Nonostante continuino a giungere notizie circa le numerose manifestazioni di protesta dei DM, soprattutto nelle città del nord Italia, una recente sentenza dello stesso Consiglio di Stato contraddice quella emanata più di un mese fa dallo stesso organo ausiliario del governo, riunito in seduta plenaria. Molta confusione regna tra i Diplomati magistrale e i sindacati. Tuttavia la nuova sentenza apre uno spiraglio per quanto concerne la conclusione positiva di questa vicenda per gli insegnanti in questione.
Diplomati magistrale: le due facce dello stesso Consiglio di Stato annullano tutto
La sentenza del 20 dicembre scorso, la n.11/2017, aveva decretato in maniera definitiva l’esclusione dalle GAE degli insegnanti in possesso del diploma magistrale ante 2001/02. In molti, pur nel malcontento, avevano accettato tale decisione. Durante questo periodo però una nuova sentenza emanata dallo stesso CdS azzerava la precedente decisione con lo stupore e le perplessità degli addetti ai lavori.
La nuova sentenza, emessa dalla VI Sezione del CdS lo scorso 16 gennaio percorre un tragitto diametralmente opposto a quello intrapreso dello stesso organo di rilievo costituzionale circa un mese fa. Insomma, come se ci trovassimo davanti al “gioco dell’oca”, le due sentenze si azzerano vicendevolmente.
Certamente la questione è proprio strana oltre che paradossale. Da un lato il CdS in seduta plenaria sentenzia contro questi lavoratori della scuola, decretando un loro arretramento professionale; dall’altro dopo un mese da questa clamorosa pronuncia un’ulteriore sentenza emessa dello stesso Organo riabilita di colpo i lavoratori, i quali (e qui sta l’inghippo) possiedono le medesime caratteristiche professionali dei primi. In un Paese normale e nel pieno stato di diritto tali contraddizioni costituzionali non sarebbero affatto compendiate.
Per l’esercito degli oltre 43.000 diplomati magistrale si riapre uno spiraglio di salvezza?
L’anomalia, infatti, risiede proprio nella dissonante situazione venutasi a creare immediatamente dopo l’autorevole sentenza. Quella decisione che aveva gettato nello sconforto oltre 40mila insegnanti della scuola dell’infanzia e primaria. L’ultima sentenza invece ha, di fatto, ignorato la precedente ed ha autorizzato (come nei casi precedenti) alcune nuove iscrizioni nelle GaE di insegnanti con parecchi anni di anzianità di servizio.

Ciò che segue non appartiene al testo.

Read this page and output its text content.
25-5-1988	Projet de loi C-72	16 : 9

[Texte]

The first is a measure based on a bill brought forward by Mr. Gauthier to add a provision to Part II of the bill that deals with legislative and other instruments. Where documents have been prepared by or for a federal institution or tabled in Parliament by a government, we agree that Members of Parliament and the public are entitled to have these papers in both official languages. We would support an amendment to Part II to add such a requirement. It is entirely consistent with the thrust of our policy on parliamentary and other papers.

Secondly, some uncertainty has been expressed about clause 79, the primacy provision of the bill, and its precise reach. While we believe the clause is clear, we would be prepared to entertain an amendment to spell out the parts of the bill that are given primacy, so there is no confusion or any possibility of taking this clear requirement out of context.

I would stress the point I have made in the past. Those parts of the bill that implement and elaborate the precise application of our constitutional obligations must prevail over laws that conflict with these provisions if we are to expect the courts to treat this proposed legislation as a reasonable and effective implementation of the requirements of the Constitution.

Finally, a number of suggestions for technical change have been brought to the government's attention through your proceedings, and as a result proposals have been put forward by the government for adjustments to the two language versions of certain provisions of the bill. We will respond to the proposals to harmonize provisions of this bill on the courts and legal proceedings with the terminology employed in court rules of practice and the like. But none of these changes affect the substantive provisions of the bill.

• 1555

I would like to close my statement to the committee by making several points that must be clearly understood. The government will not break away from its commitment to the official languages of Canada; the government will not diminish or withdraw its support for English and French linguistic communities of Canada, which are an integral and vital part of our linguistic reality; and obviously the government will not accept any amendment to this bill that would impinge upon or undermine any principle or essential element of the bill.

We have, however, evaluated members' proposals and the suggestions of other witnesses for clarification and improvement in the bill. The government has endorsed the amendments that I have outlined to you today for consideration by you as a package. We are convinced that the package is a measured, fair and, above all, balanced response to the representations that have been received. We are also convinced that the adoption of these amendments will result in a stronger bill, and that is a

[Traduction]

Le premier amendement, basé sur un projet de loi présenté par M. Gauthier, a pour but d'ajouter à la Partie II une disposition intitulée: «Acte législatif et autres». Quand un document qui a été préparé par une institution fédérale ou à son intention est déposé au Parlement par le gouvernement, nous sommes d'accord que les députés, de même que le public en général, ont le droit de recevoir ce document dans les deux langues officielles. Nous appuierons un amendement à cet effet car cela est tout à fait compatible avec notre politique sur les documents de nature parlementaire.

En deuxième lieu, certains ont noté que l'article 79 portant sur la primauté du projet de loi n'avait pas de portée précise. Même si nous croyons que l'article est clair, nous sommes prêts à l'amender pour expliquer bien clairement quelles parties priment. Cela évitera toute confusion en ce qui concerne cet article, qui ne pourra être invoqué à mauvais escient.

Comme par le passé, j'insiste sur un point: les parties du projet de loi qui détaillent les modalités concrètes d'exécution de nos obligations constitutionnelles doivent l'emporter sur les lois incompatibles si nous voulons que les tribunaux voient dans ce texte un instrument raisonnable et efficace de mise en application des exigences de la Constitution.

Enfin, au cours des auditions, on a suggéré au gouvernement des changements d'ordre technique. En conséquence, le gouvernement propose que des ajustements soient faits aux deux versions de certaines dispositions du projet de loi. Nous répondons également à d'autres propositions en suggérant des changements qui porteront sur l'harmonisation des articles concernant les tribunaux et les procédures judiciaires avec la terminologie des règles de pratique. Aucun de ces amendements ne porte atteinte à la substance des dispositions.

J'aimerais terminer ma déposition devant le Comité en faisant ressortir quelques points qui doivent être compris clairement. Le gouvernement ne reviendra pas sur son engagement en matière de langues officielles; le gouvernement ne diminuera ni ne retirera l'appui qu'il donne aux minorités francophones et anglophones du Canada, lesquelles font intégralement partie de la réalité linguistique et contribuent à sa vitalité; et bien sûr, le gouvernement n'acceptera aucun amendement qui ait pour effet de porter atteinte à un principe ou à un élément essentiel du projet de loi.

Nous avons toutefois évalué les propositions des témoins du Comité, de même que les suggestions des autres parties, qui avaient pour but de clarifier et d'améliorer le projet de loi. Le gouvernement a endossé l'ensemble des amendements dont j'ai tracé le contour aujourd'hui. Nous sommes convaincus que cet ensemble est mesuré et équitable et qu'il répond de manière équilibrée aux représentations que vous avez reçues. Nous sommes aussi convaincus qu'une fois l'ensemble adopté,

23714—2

Questa contraddittoria situazione ha palesemente disorientato un po’ tutti, il Miur, l’esercito di insegnanti (oltre 43.000) coinvolti e persino lo stesso Anief, il quale rappresenta più di tutti il primo sindacato, in termini numerici, ad aver promosso e vinto in precedenza migliaia di ricorsi in tutta Italia su questa tematica.
La nuova sentenza, quindi, ha finito per rinvigorire la sensazione di iniquità in cui sono sprofondati decine di migliaia di insegnanti. Quello che si prospetta all’orizzonte pare essere ormai chiaro: flash mob, cortei, presidi e azioni di protesta in molte città italiane, in attesa delle indicazioni applicative relativamente alla sentenza n. 11/2017 che l’Avvocatura dello Stato dovrebbe emanare entro il mese di marzo, oltre alle successive scelte politiche scaturenti da tale parere.
Le due sentenze del CdS (diametralmente opposte) rischiano di minare la credibilità dello stesso organo di rilievo costituzionale
Quello che scaturisce da questa anomala vicenda rappresenta sicuramente un fatto gravissimo nell’ambito dello stato di diritto. Le scelte schizofreniche di questo organo di ausilio al governo rischiano di incidere pesantemente sull’immagine istituzionale e sulla credibilità dello stesso organo della Repubblica Italiana.